Clea on Nintendo Switch | Review

Survival horror games are generally the same. There’s a formula most follow, but if a game really wants to stand out, they’ll diverge from the path a bit and offer up something new. That’s what Sekai Games and indie developer InvertMouse set out to do in their latest, Clea. Clea is a skill-based survival horror adventure where sound plays a huge part.

Clea revolves around a girl of the same name. The story is as follows – After experimenting on the Chaos Servants, Clea’s parents have let the monsters loose in the Whitlock Mansion. Trapped inside by her family, Clea must find her way out and escape with her little brother in tow. Basically you need to avoid Chaos Servants, hunt down items, and solve puzzles to survive. Sounds easy enough, but it isn’t.

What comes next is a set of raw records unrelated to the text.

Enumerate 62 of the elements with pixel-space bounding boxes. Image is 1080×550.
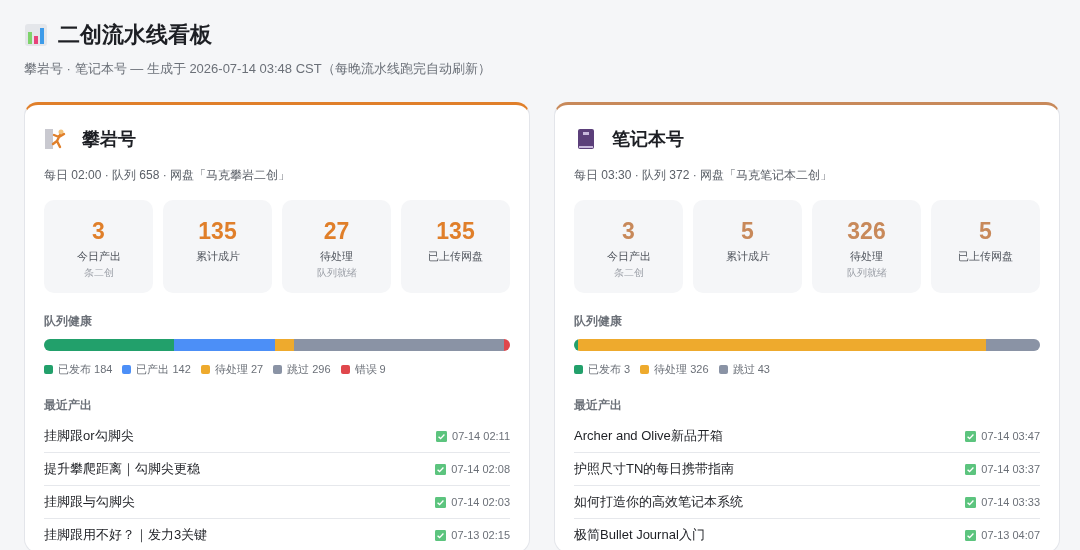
stat-value: 3 — [621, 218, 636, 244]
legend-label: 已发布 184 — [58, 362, 113, 377]
output-title: 挂脚跟用不好？｜发力3关键 — [44, 526, 208, 544]
account-name: 笔记本号 — [612, 128, 684, 151]
account-meta: 每日 02:00 · 队列 658 · 网盘「马克攀岩二创」 — [44, 167, 292, 184]
checkmark-icon — [965, 463, 977, 475]
stat-label: 今日产出 — [75, 249, 122, 264]
output-time: 07-14 02:11 — [452, 430, 510, 442]
stat-note: 队列就绪 — [845, 266, 888, 280]
legend-label: 已产出 142 — [136, 362, 191, 377]
stat-label: 待处理 — [849, 249, 884, 264]
legend-label: 跳过 43 — [732, 362, 770, 377]
output-time: 07-14 02:03 — [451, 496, 510, 508]
output-title: 挂脚跟or勾脚尖 — [44, 427, 134, 445]
stat-value: 5 — [978, 218, 993, 244]
stat-label: 待处理 — [319, 249, 354, 264]
output-time: 07-14 03:37 — [981, 463, 1040, 475]
checkmark-icon — [965, 529, 977, 541]
climber-icon — [44, 127, 68, 151]
checkmark-icon — [435, 529, 447, 541]
output-title: 如何打造你的高效笔记本系统 — [574, 493, 743, 511]
output-time: 07-13 02:15 — [451, 529, 510, 541]
output-time: 07-13 04:07 — [981, 529, 1040, 541]
page-title: 二创流水线看板 — [58, 21, 212, 49]
legend-label: 跳过 296 — [287, 362, 331, 377]
output-time: 07-14 02:08 — [451, 463, 510, 475]
stat-label: 已上传网盘 — [427, 249, 484, 264]
bar-chart-icon — [24, 23, 48, 47]
stat-label: 累计成片 — [194, 249, 241, 264]
stat-value: 5 — [740, 218, 755, 244]
output-time: 07-14 03:33 — [981, 496, 1040, 508]
legend-label: 错误 9 — [354, 362, 386, 377]
stat-value: 27 — [322, 218, 351, 244]
output-title: 挂脚跟与勾脚尖 — [44, 493, 135, 511]
account-name: 攀岩号 — [82, 128, 136, 151]
legend-label: 待处理 326 — [654, 362, 709, 377]
output-title: 护照尺寸TN的每日携带指南 — [574, 460, 735, 478]
stat-value: 326 — [846, 218, 887, 244]
legend-label: 待处理 27 — [214, 362, 264, 377]
checkmark-icon — [435, 496, 447, 508]
page-subtitle: 攀岩号 · 笔记本号 — 生成于 2026-07-14 03:48 CST（每晚流水线跑完自动刷新） — [24, 60, 492, 78]
account-meta: 每日 03:30 · 队列 372 · 网盘「马克笔记本二创」 — [574, 167, 834, 184]
stat-value: 135 — [435, 218, 476, 244]
output-title: 极简Bullet Journal入门 — [574, 526, 705, 544]
section-label: 最近产出 — [574, 397, 623, 414]
output-title: 提升攀爬距离｜勾脚尖更稳 — [44, 460, 200, 478]
section-label: 队列健康 — [44, 313, 93, 330]
legend-label: 已发布 3 — [588, 362, 631, 377]
output-title: Archer and Olive新品开箱 — [574, 427, 723, 445]
checkmark-icon — [436, 430, 448, 442]
checkmark-icon — [965, 430, 977, 442]
stat-label: 今日产出 — [605, 249, 652, 264]
stat-label: 累计成片 — [724, 249, 771, 264]
stat-value: 135 — [197, 218, 238, 244]
checkmark-icon — [435, 463, 447, 475]
section-label: 最近产出 — [44, 397, 93, 414]
section-label: 队列健康 — [574, 313, 623, 330]
checkmark-icon — [965, 496, 977, 508]
stat-label: 已上传网盘 — [957, 249, 1014, 264]
output-time: 07-14 03:47 — [981, 430, 1040, 442]
stat-value: 3 — [91, 218, 106, 244]
stat-note: 队列就绪 — [315, 266, 358, 280]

Speaking of which, sound plays a very important role in Clea and it is recommended that you wear headphones or earbuds for this. You see, you need to be able to hear where the Chaos Servants are and you do this by listening for their foot steps and doors they open. The sounds you make also affect gameplay as if you run and make loud sounds, the Chaos Servants will run to where you are. When they do, one touch from them and it’s game over for you.


I say game over because Clea does not have any way of defending herself. Your only real options are to run and hide. You can also use some items that will ward off the Chaos Servants, but those are scarce.

While Clea is an interesting game with an interesting gameplay mechanic, there are some areas in the game that are kind of rough. Graphically the game doesn’t look bad at all. Character designs are good and everything looks clean, but the level designs are very uninspiring. In fact, they’re just plain boring to look at. It’s mainly just lots of walls and doors and very little else.

The game itself is also rather repetitive with much of the same on each floor you visit. Basically you sneak around the level, pick up items, avoid the enemy, and hide. When you reach the next level, rinse and repeat.


With that said, Clea has promise, but in its current state, it is a bit lacking in areas. I do enjoy the art style and the gameplay is fairly intriguing, but it’s too repetitive to be enjoyable after a short amount of time. There needs to be more to keep you coming back. Other than that, the developer has something special here that can grow into something more which I’d be more than eager to check out in yhr future.

Clea is available now on the Nintendo eShop.

Received game from developer and/or publisher for coverage purposes.